To make it more clear why these values of \(a\) and \(b\) do the trick, let’s write it out in full:

\[\vec{0}{1} = a \vv{e_1} + b \vv{e_2} \approx 0.447 \vec{1}{1.618} + -0.447 \vec{1}{-0.618}\]

And even better? A picture:

And now, we will repeatedly apply the \(fib\) function. Remember that on each application of \(fib\), the \(a\) coordinate gets multiplied by \(e_1 \approx 1.618\) and \(b\) gets multiplied by \(e_2 \approx -0.618\).

n 0 1 2 3 4 5 6 7 8 9
\(a e_1^n\) 0.447 0.724 1.171 1.894 3.065 4.96 8.025 12.985 21.01 33.994
\(b e_2^n\) -0.447 0.276 -0.171 0.106 -0.065 0.04 -0.025 0.015 -0.01 0.006
\(a e_1^n\vv{e_1} + b e_2^n\vv{e_2}\) \(\vec{0}{1}\) \(\vec{1}{1}\) \(\vec{1}{2}\) \(\vec{2}{3}\) \(\vec{3}{5}\) \(\vec{5}{8}\) \(\vec{8}{13}\) \(\vec{13}{21}\) \(\vec{21}{34}\) \(\vec{34}{55}\)
ratio   1.0 2.0 1.5 1.667 1.6 1.625 1.615 1.619 1.618

Notice that \(a\) increases exponentially, with a base of \(e_1 = \varphi \approx 1.618\), and \(b\) decreases exponentially, with a base of \(e_2 \approx -0.618\). As \(b\) approaches zero, all you’re left with is some constant (\(a e_1^n\)) times the eigenvector \(\vv{e_1} = \vec{1}{e_1}\). Since the ratio of the second to the first element in the eigenvector \(\vv{e_1}\) is \(\frac{e_1}{1} = e_1 = \varphi\), and the output of this sequence approaches a constant (\(a e_1^n\)) times \(\vv{e_1}\) as \(b \to 0\), it makes sense that the ratio of the output vectors (and therefore consecutive elements of the fibonacci sequence) also converges to \(\varphi\).

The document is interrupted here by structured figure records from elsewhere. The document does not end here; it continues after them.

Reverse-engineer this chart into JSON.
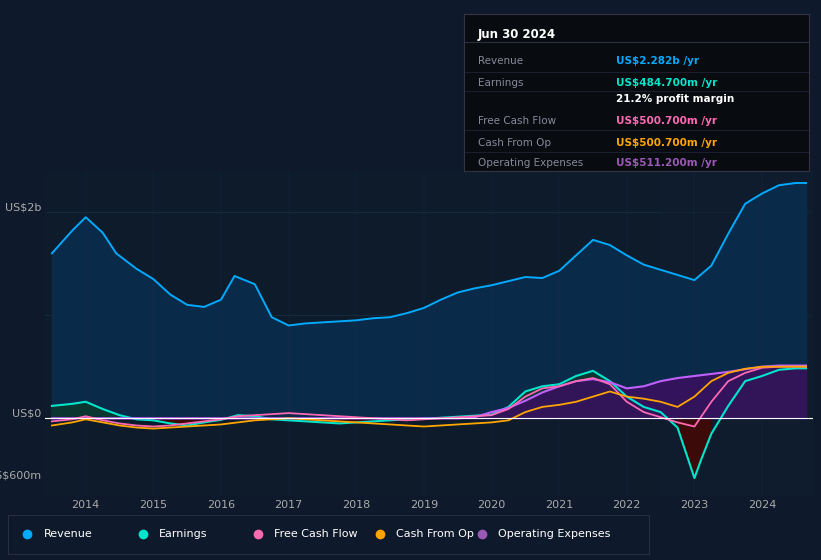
{
  "bg_color": "#0e1a2b",
  "plot_bg_color": "#0d1b2a",
  "grid_color": "#1a2e45",
  "info_box_bg": "#080c10",
  "ylabel_us2b": "US$2b",
  "ylabel_us0": "US$0",
  "ylabel_neg600m": "-US$600m",
  "info_box": {
    "date": "Jun 30 2024",
    "rows": [
      {
        "label": "Revenue",
        "value": "US$2.282b /yr",
        "value_color": "#00aaff"
      },
      {
        "label": "Earnings",
        "value": "US$484.700m /yr",
        "value_color": "#00e5cc"
      },
      {
        "label": "",
        "value": "21.2% profit margin",
        "value_color": "#ffffff"
      },
      {
        "label": "Free Cash Flow",
        "value": "US$500.700m /yr",
        "value_color": "#ff69b4"
      },
      {
        "label": "Cash From Op",
        "value": "US$500.700m /yr",
        "value_color": "#ffa500"
      },
      {
        "label": "Operating Expenses",
        "value": "US$511.200m /yr",
        "value_color": "#9b59b6"
      }
    ]
  },
  "legend": [
    {
      "label": "Revenue",
      "color": "#00aaff"
    },
    {
      "label": "Earnings",
      "color": "#00e5cc"
    },
    {
      "label": "Free Cash Flow",
      "color": "#ff69b4"
    },
    {
      "label": "Cash From Op",
      "color": "#ffa500"
    },
    {
      "label": "Operating Expenses",
      "color": "#9b59b6"
    }
  ],
  "xlim": [
    2013.4,
    2024.75
  ],
  "ylim": [
    -750000000,
    2400000000
  ],
  "xticks": [
    2014,
    2015,
    2016,
    2017,
    2018,
    2019,
    2020,
    2021,
    2022,
    2023,
    2024
  ],
  "revenue_x": [
    2013.5,
    2013.8,
    2014.0,
    2014.25,
    2014.45,
    2014.75,
    2015.0,
    2015.25,
    2015.5,
    2015.75,
    2016.0,
    2016.2,
    2016.5,
    2016.75,
    2017.0,
    2017.25,
    2017.5,
    2017.75,
    2018.0,
    2018.25,
    2018.5,
    2018.75,
    2019.0,
    2019.25,
    2019.5,
    2019.75,
    2020.0,
    2020.25,
    2020.5,
    2020.75,
    2021.0,
    2021.25,
    2021.5,
    2021.75,
    2022.0,
    2022.25,
    2022.5,
    2022.75,
    2023.0,
    2023.25,
    2023.5,
    2023.75,
    2024.0,
    2024.25,
    2024.5,
    2024.65
  ],
  "revenue_y": [
    1600000000.0,
    1820000000.0,
    1950000000.0,
    1800000000.0,
    1600000000.0,
    1450000000.0,
    1350000000.0,
    1200000000.0,
    1100000000.0,
    1080000000.0,
    1150000000.0,
    1380000000.0,
    1300000000.0,
    980000000.0,
    900000000.0,
    920000000.0,
    930000000.0,
    940000000.0,
    950000000.0,
    970000000.0,
    980000000.0,
    1020000000.0,
    1070000000.0,
    1150000000.0,
    1220000000.0,
    1260000000.0,
    1290000000.0,
    1330000000.0,
    1370000000.0,
    1360000000.0,
    1430000000.0,
    1580000000.0,
    1730000000.0,
    1680000000.0,
    1580000000.0,
    1490000000.0,
    1440000000.0,
    1390000000.0,
    1340000000.0,
    1480000000.0,
    1790000000.0,
    2080000000.0,
    2180000000.0,
    2260000000.0,
    2282000000.0,
    2282000000.0
  ],
  "earnings_x": [
    2013.5,
    2013.8,
    2014.0,
    2014.25,
    2014.5,
    2014.75,
    2015.0,
    2015.25,
    2015.5,
    2015.75,
    2016.0,
    2016.25,
    2016.5,
    2016.75,
    2017.0,
    2017.25,
    2017.5,
    2017.75,
    2018.0,
    2018.25,
    2018.5,
    2018.75,
    2019.0,
    2019.25,
    2019.5,
    2019.75,
    2020.0,
    2020.25,
    2020.5,
    2020.75,
    2021.0,
    2021.25,
    2021.5,
    2021.75,
    2022.0,
    2022.25,
    2022.5,
    2022.75,
    2023.0,
    2023.1,
    2023.25,
    2023.5,
    2023.75,
    2024.0,
    2024.25,
    2024.5,
    2024.65
  ],
  "earnings_y": [
    120000000.0,
    140000000.0,
    160000000.0,
    90000000.0,
    30000000.0,
    -10000000.0,
    -20000000.0,
    -50000000.0,
    -70000000.0,
    -40000000.0,
    -15000000.0,
    30000000.0,
    20000000.0,
    -10000000.0,
    -20000000.0,
    -30000000.0,
    -40000000.0,
    -50000000.0,
    -40000000.0,
    -30000000.0,
    -20000000.0,
    -10000000.0,
    -5000000.0,
    5000000.0,
    15000000.0,
    25000000.0,
    35000000.0,
    110000000.0,
    260000000.0,
    310000000.0,
    330000000.0,
    410000000.0,
    460000000.0,
    360000000.0,
    210000000.0,
    110000000.0,
    60000000.0,
    -90000000.0,
    -580000000.0,
    -400000000.0,
    -150000000.0,
    120000000.0,
    360000000.0,
    410000000.0,
    470000000.0,
    484700000.0,
    484700000.0
  ],
  "fcf_x": [
    2013.5,
    2013.8,
    2014.0,
    2014.25,
    2014.5,
    2014.75,
    2015.0,
    2015.25,
    2015.5,
    2015.75,
    2016.0,
    2016.25,
    2016.5,
    2016.75,
    2017.0,
    2017.25,
    2017.5,
    2017.75,
    2018.0,
    2018.25,
    2018.5,
    2018.75,
    2019.0,
    2019.25,
    2019.5,
    2019.75,
    2020.0,
    2020.25,
    2020.5,
    2020.75,
    2021.0,
    2021.25,
    2021.5,
    2021.75,
    2022.0,
    2022.25,
    2022.5,
    2022.75,
    2023.0,
    2023.25,
    2023.5,
    2023.75,
    2024.0,
    2024.25,
    2024.5,
    2024.65
  ],
  "fcf_y": [
    -30000000.0,
    -10000000.0,
    20000000.0,
    -20000000.0,
    -50000000.0,
    -70000000.0,
    -80000000.0,
    -70000000.0,
    -50000000.0,
    -30000000.0,
    -10000000.0,
    20000000.0,
    30000000.0,
    40000000.0,
    50000000.0,
    40000000.0,
    30000000.0,
    20000000.0,
    10000000.0,
    0,
    -10000000.0,
    -20000000.0,
    -10000000.0,
    0,
    10000000.0,
    20000000.0,
    30000000.0,
    90000000.0,
    210000000.0,
    290000000.0,
    310000000.0,
    360000000.0,
    390000000.0,
    330000000.0,
    160000000.0,
    60000000.0,
    10000000.0,
    -40000000.0,
    -80000000.0,
    160000000.0,
    360000000.0,
    440000000.0,
    490000000.0,
    500000000.0,
    500700000.0,
    500700000.0
  ],
  "cfo_x": [
    2013.5,
    2013.8,
    2014.0,
    2014.25,
    2014.5,
    2014.75,
    2015.0,
    2015.25,
    2015.5,
    2015.75,
    2016.0,
    2016.25,
    2016.5,
    2016.75,
    2017.0,
    2017.25,
    2017.5,
    2017.75,
    2018.0,
    2018.25,
    2018.5,
    2018.75,
    2019.0,
    2019.25,
    2019.5,
    2019.75,
    2020.0,
    2020.25,
    2020.5,
    2020.75,
    2021.0,
    2021.25,
    2021.5,
    2021.75,
    2022.0,
    2022.25,
    2022.5,
    2022.75,
    2023.0,
    2023.25,
    2023.5,
    2023.75,
    2024.0,
    2024.25,
    2024.5,
    2024.65
  ],
  "cfo_y": [
    -70000000.0,
    -40000000.0,
    -10000000.0,
    -40000000.0,
    -70000000.0,
    -90000000.0,
    -100000000.0,
    -90000000.0,
    -80000000.0,
    -70000000.0,
    -60000000.0,
    -40000000.0,
    -20000000.0,
    -10000000.0,
    0.0,
    -10000000.0,
    -20000000.0,
    -30000000.0,
    -40000000.0,
    -50000000.0,
    -60000000.0,
    -70000000.0,
    -80000000.0,
    -70000000.0,
    -60000000.0,
    -50000000.0,
    -40000000.0,
    -20000000.0,
    60000000.0,
    110000000.0,
    130000000.0,
    160000000.0,
    210000000.0,
    260000000.0,
    210000000.0,
    190000000.0,
    160000000.0,
    110000000.0,
    210000000.0,
    360000000.0,
    440000000.0,
    480000000.0,
    500000000.0,
    500000000.0,
    500700000.0,
    500700000.0
  ],
  "opex_x": [
    2013.5,
    2014.0,
    2014.5,
    2015.0,
    2015.5,
    2016.0,
    2016.5,
    2017.0,
    2017.5,
    2018.0,
    2018.5,
    2019.0,
    2019.5,
    2019.75,
    2020.0,
    2020.25,
    2020.5,
    2020.75,
    2021.0,
    2021.25,
    2021.5,
    2021.75,
    2022.0,
    2022.25,
    2022.5,
    2022.75,
    2023.0,
    2023.25,
    2023.5,
    2023.75,
    2024.0,
    2024.25,
    2024.5,
    2024.65
  ],
  "opex_y": [
    0,
    0,
    0,
    0,
    0,
    0,
    0,
    0,
    0,
    0,
    0,
    0,
    0,
    10000000.0,
    60000000.0,
    100000000.0,
    170000000.0,
    250000000.0,
    310000000.0,
    360000000.0,
    380000000.0,
    350000000.0,
    290000000.0,
    310000000.0,
    360000000.0,
    390000000.0,
    410000000.0,
    430000000.0,
    450000000.0,
    475000000.0,
    500000000.0,
    511200000.0,
    511200000.0,
    511200000.0
  ],
  "revenue_line_color": "#00aaff",
  "revenue_fill_color": "#0a2a4a",
  "earnings_line_color": "#00e5cc",
  "earnings_pos_fill": "#0a3530",
  "earnings_neg_fill": "#3d0a0a",
  "opex_line_color": "#c060ff",
  "opex_fill_color": "#3a1060",
  "fcf_line_color": "#ff69b4",
  "cfo_line_color": "#ffa500",
  "zero_line_color": "#ffffff",
  "text_color": "#aaaaaa",
  "highlight_bg": "#101e30"
}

Don’t eigenvectors have something to do with matrices, though?

Yep! Matrices are the language of linear algebra because linear functions (often called linear maps) can be represented by a matrix. Why is that true? And is it always true? To be honest, I’m not the best person to explain that. Here’s a wiki article on representing linear maps with matrices, although fair warning, wiki articles on math have a tendency to be overly precise and technical at the cost of understandability.

Although I won’t prove the general case, I can show you how this particular linear map (\(fib\)) can be represented as a matrix.

Consider the matrix \(M\):

\[\newcommand{M}{\left[\begin{matrix}0 & 1\\1 & 1\end{matrix}\right]}\] \[M = \M\]

Now, let’s see the effect of multiplying a vector, I dunno… say \(\vec{0}{1}\), by \(M\):

\[M \vec{0}{1} = \M \vec{0}{1} = \vec{1}{1}\]

And if we multiply again?

\[M^2 \vec{0}{1} = \M \M \vec{0}{1} = \vec{1}{2}\]

How about 9 times?

\[M^9 \vec{0}{1} = \vec{34}{55}\]

Multiplication by \(M\) is the \(fib\) function! What are the eigenvectors and eigenvalues of the matrix? You guessed it. The same as the \(fib\) function.

Questions to test your understanding:

From above:

  1. Show that the \(fib\) function is linear.

  2. Show that \(\vv{e_2}\) is an eigenvector of the \(fib\) function.

In addition:

  1. Let’s say I have a linear function which stretches vectors in the x-direction. More specifically, it doubles the x values. What are the eigenvectors and values of that function?

  2. Let’s say I have a linear function which rotates vectors by 90°. What are the eigenvectors and eigenvalues of that function?

  3. What is a fast way to compute \(M^n\) for large values of \(n\)? How expensive is it if you just repeatedly multiplied by \(M\)? How expensive is the fast version?

  4. Are there any two starting values for the fibonacci sequence that would not eventually converge to some scaled version of \(\vv{e_1}\)? What would it converge to?

  5. How many eigenvectors does the M matrix have? How many eigenvalues?